There are 69 candidate genes in the 33.04–33.50 Mb (462 kb) region of qBA2 on chromosome 2, among which six genes have known annotations in the RAP-DB (Fig. 4B). One of these candidate genes, LOC_Os02g54600, is identical to OsMMK4, a previously reported small grain gene that regulates grain shape (Duan et al., 2014; Xu et al., 2018).
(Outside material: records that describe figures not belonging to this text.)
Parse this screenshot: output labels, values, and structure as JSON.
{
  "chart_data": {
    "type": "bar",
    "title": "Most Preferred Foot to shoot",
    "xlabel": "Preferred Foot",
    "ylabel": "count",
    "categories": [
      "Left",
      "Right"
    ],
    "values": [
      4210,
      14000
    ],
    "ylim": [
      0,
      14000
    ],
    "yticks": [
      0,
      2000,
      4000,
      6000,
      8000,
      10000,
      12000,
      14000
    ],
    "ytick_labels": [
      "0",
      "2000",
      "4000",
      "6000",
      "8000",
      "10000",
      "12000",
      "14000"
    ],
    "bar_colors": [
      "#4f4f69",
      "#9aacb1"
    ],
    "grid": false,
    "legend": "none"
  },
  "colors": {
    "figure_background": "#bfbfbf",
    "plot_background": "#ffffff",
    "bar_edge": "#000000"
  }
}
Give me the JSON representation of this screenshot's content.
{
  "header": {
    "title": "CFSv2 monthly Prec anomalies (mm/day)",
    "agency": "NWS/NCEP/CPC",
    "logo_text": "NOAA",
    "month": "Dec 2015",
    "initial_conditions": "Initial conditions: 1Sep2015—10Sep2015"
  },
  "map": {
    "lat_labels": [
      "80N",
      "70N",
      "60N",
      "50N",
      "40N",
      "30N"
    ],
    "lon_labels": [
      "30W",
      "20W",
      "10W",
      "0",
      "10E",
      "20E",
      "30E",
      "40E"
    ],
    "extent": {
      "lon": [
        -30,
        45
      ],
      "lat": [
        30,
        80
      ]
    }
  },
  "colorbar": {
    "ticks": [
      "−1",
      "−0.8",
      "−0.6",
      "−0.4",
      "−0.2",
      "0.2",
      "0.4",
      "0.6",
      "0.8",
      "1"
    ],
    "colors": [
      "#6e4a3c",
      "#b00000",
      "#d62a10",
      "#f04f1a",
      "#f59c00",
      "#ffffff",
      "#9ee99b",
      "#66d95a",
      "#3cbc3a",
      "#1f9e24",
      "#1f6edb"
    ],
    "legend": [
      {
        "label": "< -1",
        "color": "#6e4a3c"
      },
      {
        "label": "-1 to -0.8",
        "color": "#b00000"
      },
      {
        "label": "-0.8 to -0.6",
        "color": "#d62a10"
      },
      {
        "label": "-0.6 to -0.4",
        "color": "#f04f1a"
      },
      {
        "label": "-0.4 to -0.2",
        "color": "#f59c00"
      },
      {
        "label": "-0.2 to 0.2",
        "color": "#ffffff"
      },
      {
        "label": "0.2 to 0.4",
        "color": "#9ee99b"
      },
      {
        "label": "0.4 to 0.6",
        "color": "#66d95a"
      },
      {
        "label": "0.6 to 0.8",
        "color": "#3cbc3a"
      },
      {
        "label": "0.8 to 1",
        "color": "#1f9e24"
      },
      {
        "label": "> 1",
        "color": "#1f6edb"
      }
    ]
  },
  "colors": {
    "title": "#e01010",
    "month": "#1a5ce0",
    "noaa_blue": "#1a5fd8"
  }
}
The results of haplotype analysis showed that the coding region of OsMMK4 contained 2 SNPs (Fig. 4A), forming two haplotypes, and the particles carrying Haplotype Hap1 materials were significantly higher than those carrying Hap2 materials (Fig. 4C). OsMMK4 encodes a mitogen-activated protein kinase that influences rice grain shape by regulating cell proliferation, so we predict that this gene is a candidate for the qBA2 region.

Candidate genes analysis of qBA2 on chromosome 2.

Figure 4: Candidate genes analysis of qBA2 on chromosome 2.

(A) Gene structure of LOC_Os02g54600 and DNA polymorphisms within that gene. Blue boxes, white boxes and straight lines represent exons, introns and untranslated regions (UTR), respectively, and arrows represent gene directions. (B) Linkage disequilibrium (LD) block surrounding the peak on chromosome 2. (C) Boxplots illustrating grain length based on haplotypes for LOC_Os02g54600 using non-synonymous SNPs within the coding region. **Denotes the significance of ANOVA at P < 0.01.

For GW, BW, BR, WW and WR, a high peak of qGW5 on chromosome 5 was mapped together with the peak of qBW5, qBR5, qWW5, qWR5. A total of 20 annotated genes were selected from the region of 5.30–5.46 Mb (161 kb) (Fig. 5A). Among them, LOC_Os05g09520 is identical to Grain Width on chromosome 5 (GW5), which regulates the expression level and growth response of brassinolide (BR) response genes (Liu et al., 2017). The coding region of LOC_Os05g09520 contains a total of three SNPs and divides the material into two haplotypes (Fig. 5B). Hap2 showed significantly larger GL and GR values than Hap1 and showed significantly lower GW values than Hap1 (Figs. 5C5E). Therefore, GW5 is the most likely candidate gene in this region.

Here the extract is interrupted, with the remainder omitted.